I've seen a number of cases where patterns from the GoF have been applied inappropriately. The best of these cases merely introduced unnecessary complexity. The worst cases actually led to serious issues of rigidity, fragility and immobility in the surrounding code. Clearly patterns are not a panacea, yet I've seen them used that way, as if by rote. Of course, this reflects a failing of the developer(s) concerned in each case, not a failing on the part of the GoF. But my concern is that the GoF patterns make traps like these easy to fall into.

Patterns are (or should be) a means to an end, not an end in and of themselves. Instead the end should be a design that is flexible, robust and reusable. Perhaps that sounds easier said than done, but it is the natural consequence of adhering to the five SOLID principles of object-oriented design, collectively popularised by Uncle Bob.

In a recent, unscientific straw poll of eleven of my peers, only two of us were familiar with the SOLID principles, yet all eleven were familiar with the GoF book. This state of affairs worries me greatly.
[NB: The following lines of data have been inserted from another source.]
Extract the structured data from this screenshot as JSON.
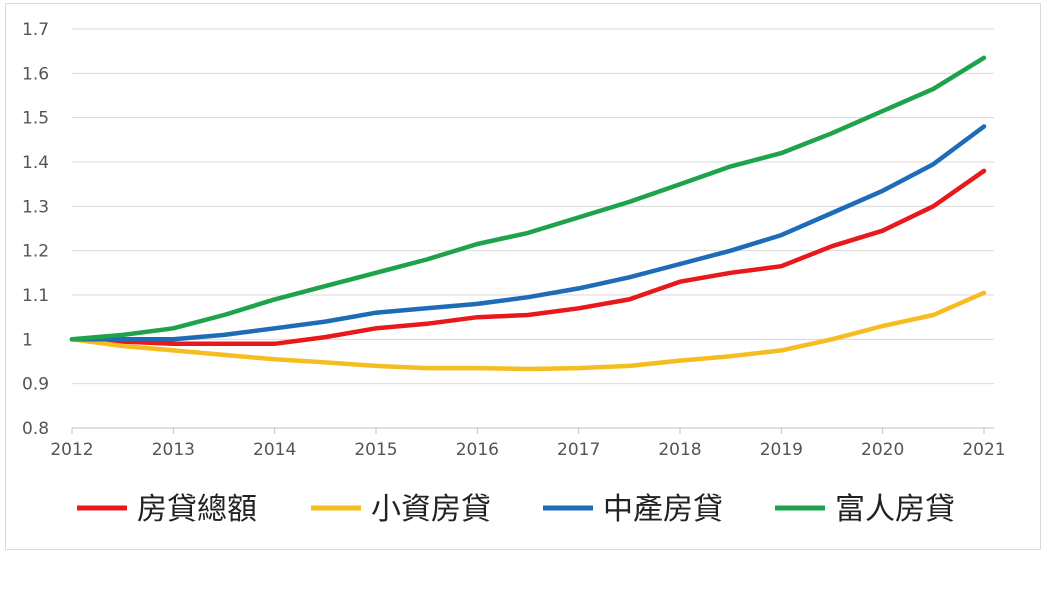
{
  "chart_data": {
    "type": "line",
    "title": "",
    "xlabel": "",
    "ylabel": "",
    "xlim": [
      2012,
      2021
    ],
    "ylim": [
      0.8,
      1.7
    ],
    "x_ticks": [
      "2012",
      "2013",
      "2014",
      "2015",
      "2016",
      "2017",
      "2018",
      "2019",
      "2020",
      "2021"
    ],
    "y_ticks": [
      "0.8",
      "0.9",
      "1",
      "1.1",
      "1.2",
      "1.3",
      "1.4",
      "1.5",
      "1.6",
      "1.7"
    ],
    "grid": true,
    "legend_position": "bottom",
    "x": [
      2012,
      2012.5,
      2013,
      2013.5,
      2014,
      2014.5,
      2015,
      2015.5,
      2016,
      2016.5,
      2017,
      2017.5,
      2018,
      2018.5,
      2019,
      2019.5,
      2020,
      2020.5,
      2021
    ],
    "series": [
      {
        "name": "房貸總額",
        "color": "#e8191c",
        "values": [
          1.0,
          0.995,
          0.99,
          0.99,
          0.99,
          1.005,
          1.025,
          1.035,
          1.05,
          1.055,
          1.07,
          1.09,
          1.13,
          1.15,
          1.165,
          1.21,
          1.245,
          1.3,
          1.38
        ]
      },
      {
        "name": "小資房貸",
        "color": "#f5bd1f",
        "values": [
          1.0,
          0.985,
          0.975,
          0.965,
          0.955,
          0.948,
          0.94,
          0.935,
          0.935,
          0.933,
          0.935,
          0.94,
          0.952,
          0.962,
          0.975,
          1.0,
          1.03,
          1.055,
          1.105
        ]
      },
      {
        "name": "中產房貸",
        "color": "#1e6bb8",
        "values": [
          1.0,
          1.0,
          1.0,
          1.01,
          1.025,
          1.04,
          1.06,
          1.07,
          1.08,
          1.095,
          1.115,
          1.14,
          1.17,
          1.2,
          1.235,
          1.285,
          1.335,
          1.395,
          1.48
        ]
      },
      {
        "name": "富人房貸",
        "color": "#1fa34a",
        "values": [
          1.0,
          1.01,
          1.025,
          1.055,
          1.09,
          1.12,
          1.15,
          1.18,
          1.215,
          1.24,
          1.275,
          1.31,
          1.35,
          1.39,
          1.42,
          1.465,
          1.515,
          1.565,
          1.635
        ]
      }
    ]
  }
}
Briefly, the five SOLID principles are as follows.

• Single responsibility principle: Every class should have exactly one reason to change.
• Open-closed principle: Bertrand Meyer's paradigm-defining assertion that classes "should be open for extension, but closed for modification". That is to say, new behaviour can be added to a class without needing to modify it.
• Liskov substitution principle: Derived classes must be substitutable for their base classes. Everything that is true of a base class must also be true of its derived classes.
• Interface segregation principle: Classes should provide separate interfaces, according to the sets of methods that are required by their clients or client groups.
• Dependency inversion principle: Dependencies should be on abstract interfaces, rather than on concrete implementations.
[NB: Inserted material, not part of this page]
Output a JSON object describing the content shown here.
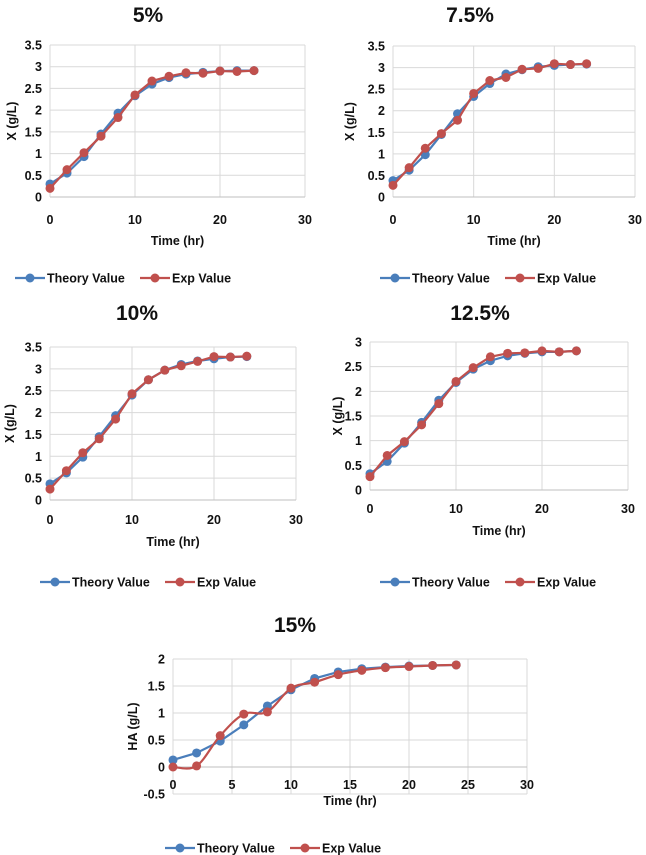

These are the principles that underpin all good object-oriented design, including the patterns in the GoF book. And it is these principles that should be a lingua franca in design discussions, regardless of the specific programming languages involved. Of course, the GoF patterns can and should still be used where they are suitable. But they should be used within a framework of understanding the design principles on which they are based.